Scaling Relevance Realization from Life to Mind: An Evolutionary Proposal for Cognition
Abstract
Meaning remains a central concept in cognitive science that has escaped clear elucidation. Building on enactivist and bio-semiotic traditions, this evolutionary proposal conceives meaning not only as subjective, linguistic, or cultural, but as arising from physical dynamics. Following Kováč [1], it is understood as semantic information linking entities with their environment in ways that causally impact their viability and flourishing. For living systems to persist far from thermodynamic equilibrium, they must realize what is relevant and meaningful to them in their environment to establish this dynamical coupling or 'existential fit'. Cognitive systems need to bring forth their Umwelt by framing and continually re-framing their environment, turning ill- into well-defined problems and so, zeroing in on relevant information. This fundamental process of cognition – called relevance realization [2] – has recently been naturalized and emerges in varying degrees across living systems through the organismic and co-constitutive dynamics of autopoiesis, anticipation, and adaptation [3].
Throughout evolutionary time, novel kinds of system-environment couplings and with them new modes of learning and information processing arose. Relevance realization should thus have qualitatively different emergent properties at different levels of organizational complexity. This thesis asks: What are the necessary and sufficient conditions for the emergence of 'minded' cognition from living systems? It investigates which adaptations and exaptations mark a threshold in the complexity of relevance realization via the following methodology. First, an interdisciplinary literature review and conceptual analysis (drawing from evolutionary epistemology, cognitive biology, philosophy of mind, and cognitive science), synthesizing existing frameworks into an extended theory of evolving meaning-making qua relevance realization. Second, an examination of the evolutionary record via phylogenetic refinement, identifying key adaptive constraints and their cognitive or physiological innovations that afford such transformations. For instance, the emergence of counterfactual reasoning, epistemic agency, a recurrent cognitive architecture, or the capacity for temporal detachment may represent qualitatively new ways of enacting relevance realization.

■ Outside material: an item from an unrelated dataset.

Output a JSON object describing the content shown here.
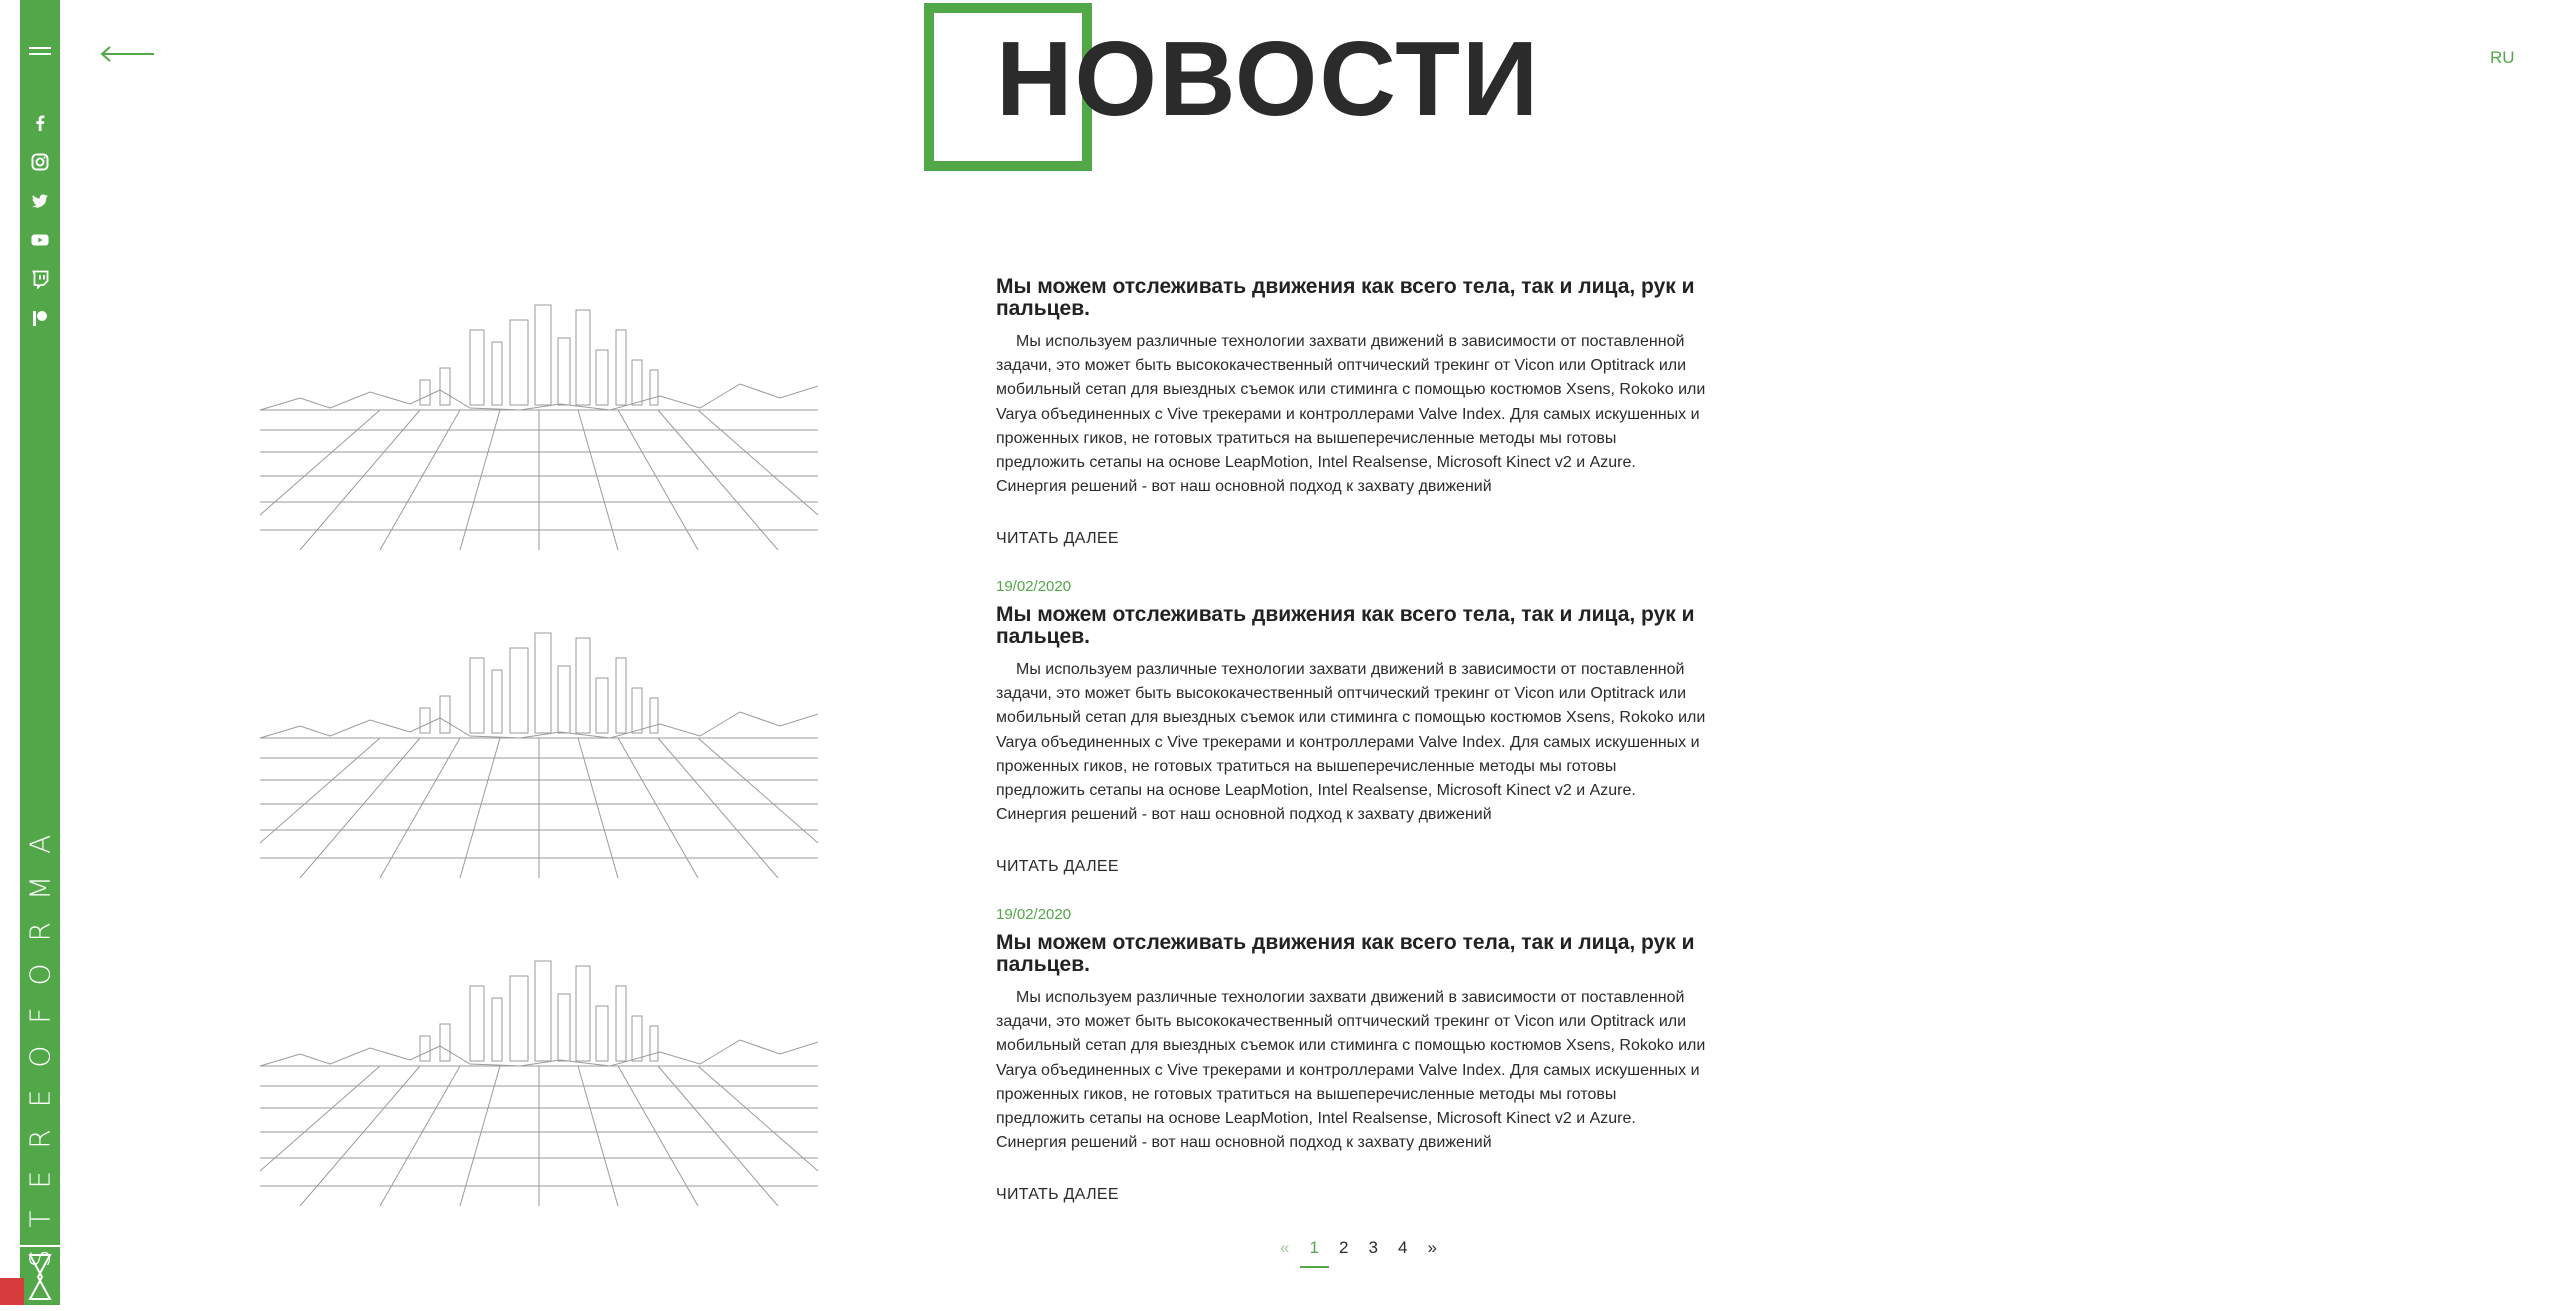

Crucially, the emergence of mind is here framed not in terms of representation or rationality, but through ontogenetic constraint transformation: Cognition is that which limits a system’s possible world into an interactable, affordance-laden Umwelt. Constraints are treated not as passive boundaries but as active informational structures that minded animals, in tandem with their environments, can reshape through a kind of cognitive niche construction. This “negative” conception of cognition, grounded in physical and evolutionary dynamics, clarifies the meaning of 'meaning' and offers a unified account of relevance realization and evolutionary transitions, with implications for cognitive evolution and the development of enactive AI.
References
[1] L. Kováč, “Information and Knowledge in Biology: Time for Reappraisal,” Plant Signaling & Behavior, vol. 2, no. 2, pp. 65–73, 2007. doi: 10.4161/psb.2.2.4113.
[2] J. Vervaeke, T. P. Lillicrap, and B. A. Richards, “Relevance Realization and the Emerging Framework in Cognitive Science,” Journal of Logic and Computation, vol. 22, no. 1, pp. 79–99, 2012. doi: 10.1093/logcom/exp067.
[3] J. Jaeger, A. Riedl, A. Djedovic, J. Vervaeke, and D. Walsh, “Naturalizing relevance realization: Why agency and cognition are fundamentally not computational,” Frontiers in Psychology, vol. 15, 2024. doi: 10.3389/fpsyg.2024.1362658.